A few days since there arrived a prisoner, driven in on foot by a mounted Cossack, sent back by the officer commanding the reconnoissance party which had captured him. He came up the street, shuffling at a quick walk to keep ahead of the horse and the thin, sinister Cossack—an elderly farmer, in work-stained clothes, with the lean neck and pursed jaws of a hard bargainer. In all his bearing and person there was evident the man of toilsome life who had prospered a little; in that soldier-thronged street, in his posture of a prisoner with the Cossack’s revolver at his back, he was conspicuous and grotesque. His eyes, under the gray pent of his brows, were uneasy, and through all his commonplace quality and his show of fortitude there was a gleam of the fear of death that made him tragic. He had been found on his farm doing nothing in particular; it was out of simply general suspicion that the Russian officer had ordered him to be searched. The result was the discovery of a typewritten paper, giving precise instructions as to how a German civilian in East Prussia must act toward the enemy—how to signal movements of infantry, of cavalry, of artillery; how to estimate the numbers of a body of men, and what to say if questioned, and the like—a document conceived and executed with true Prussian exactitude and clearness, a masterpiece in the literature of espionage.

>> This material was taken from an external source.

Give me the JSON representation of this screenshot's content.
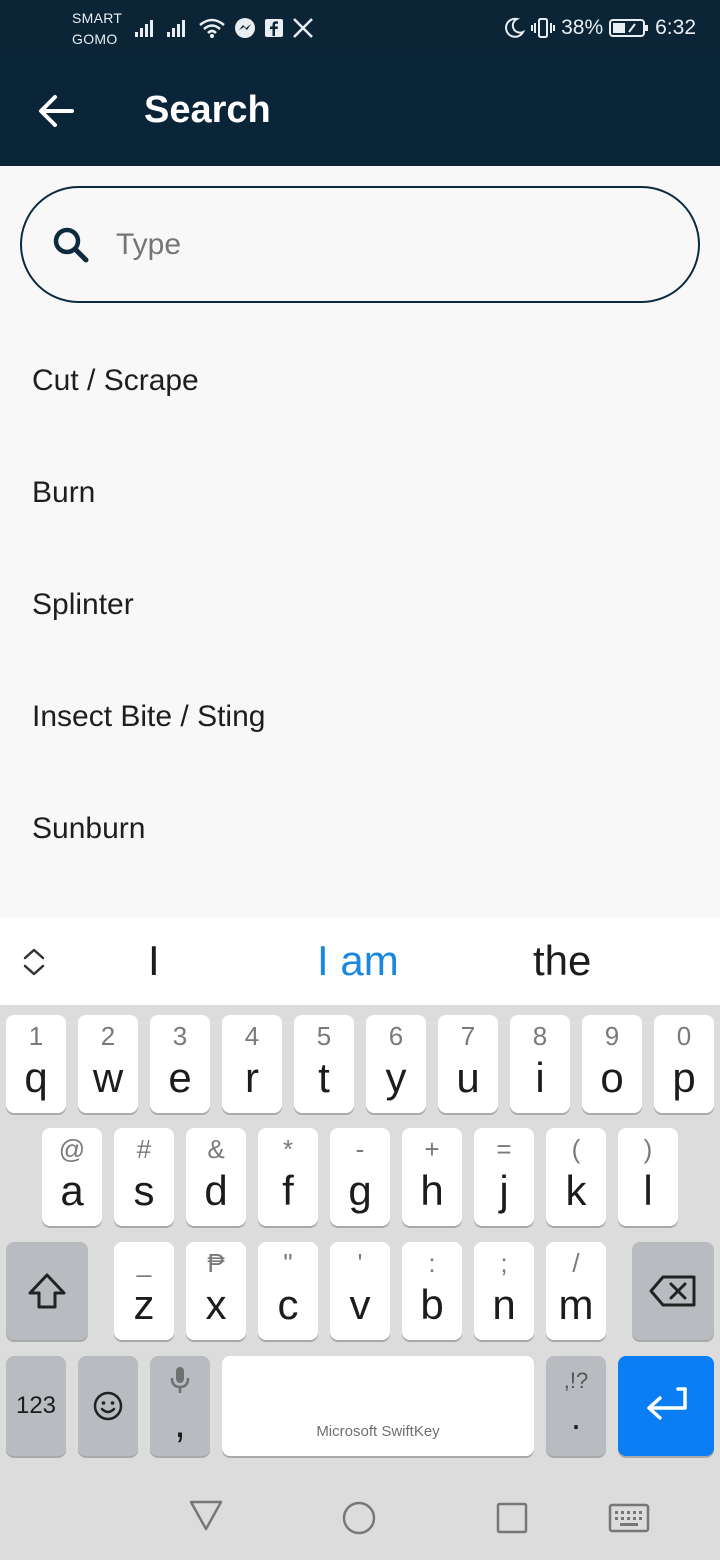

For him there was no hope; even The Hague Convention, which permits mine-laying, does not protect spies, however earnestly and dangerously they serve their country. He passed, always at the same forced shuffle of reluctant feet, toward his judges and his doom.
Belgian Cities Germanized
By Cyril Brown,
Staff Correspondent of THE NEW YORK TIMES.

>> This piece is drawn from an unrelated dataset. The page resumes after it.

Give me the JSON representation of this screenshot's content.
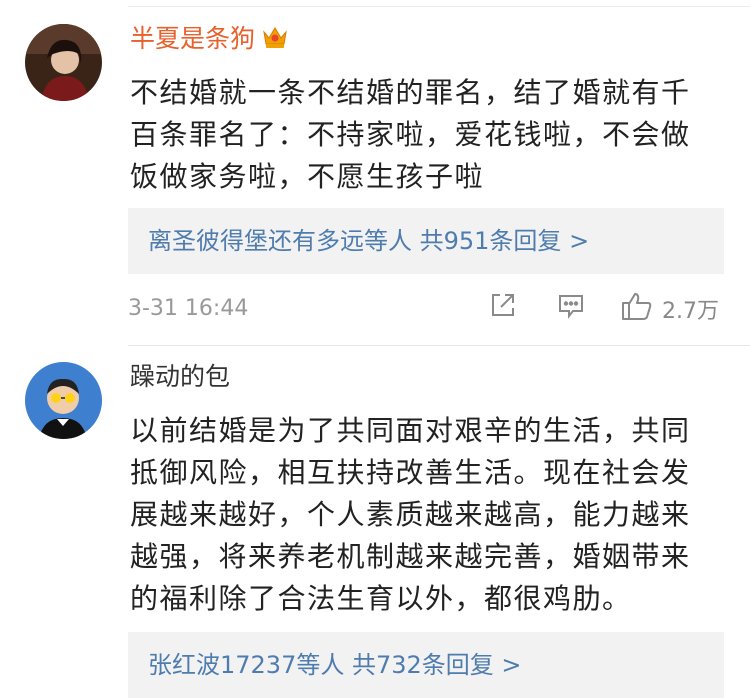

BRUSSELS, Nov. 4.—Of all the war capitals of Europe, Brussels under the German occupation is probably the gayest and the most deceptive. It certainly outrivals Berlin in life and brilliancy, as Berlin outshines London. The Germans are free spenders afield; their influx here by thousands has put large sums of money into circulation, resulting in a spell of artificial, perhaps superficial, prosperity.
The crowds surging all day up and down the principal shopping street, the Rue Neuve, overflow the sidewalks and fill the street. Well-dressed crowds promenade along the circular boulevard all afternoon and into the night. Places of amusement and the cafes are crowded. The hundreds of automobiles loaded with officers speeding about the streets, with musical military horns blowing, add to the gay illusion.
Nowhere save at the Great Headquarters in France, where the Kaiser stays when not haranguing his troops at the front, will you see such a brilliant galaxy of high officers—and every day seems a holiday in Brussels.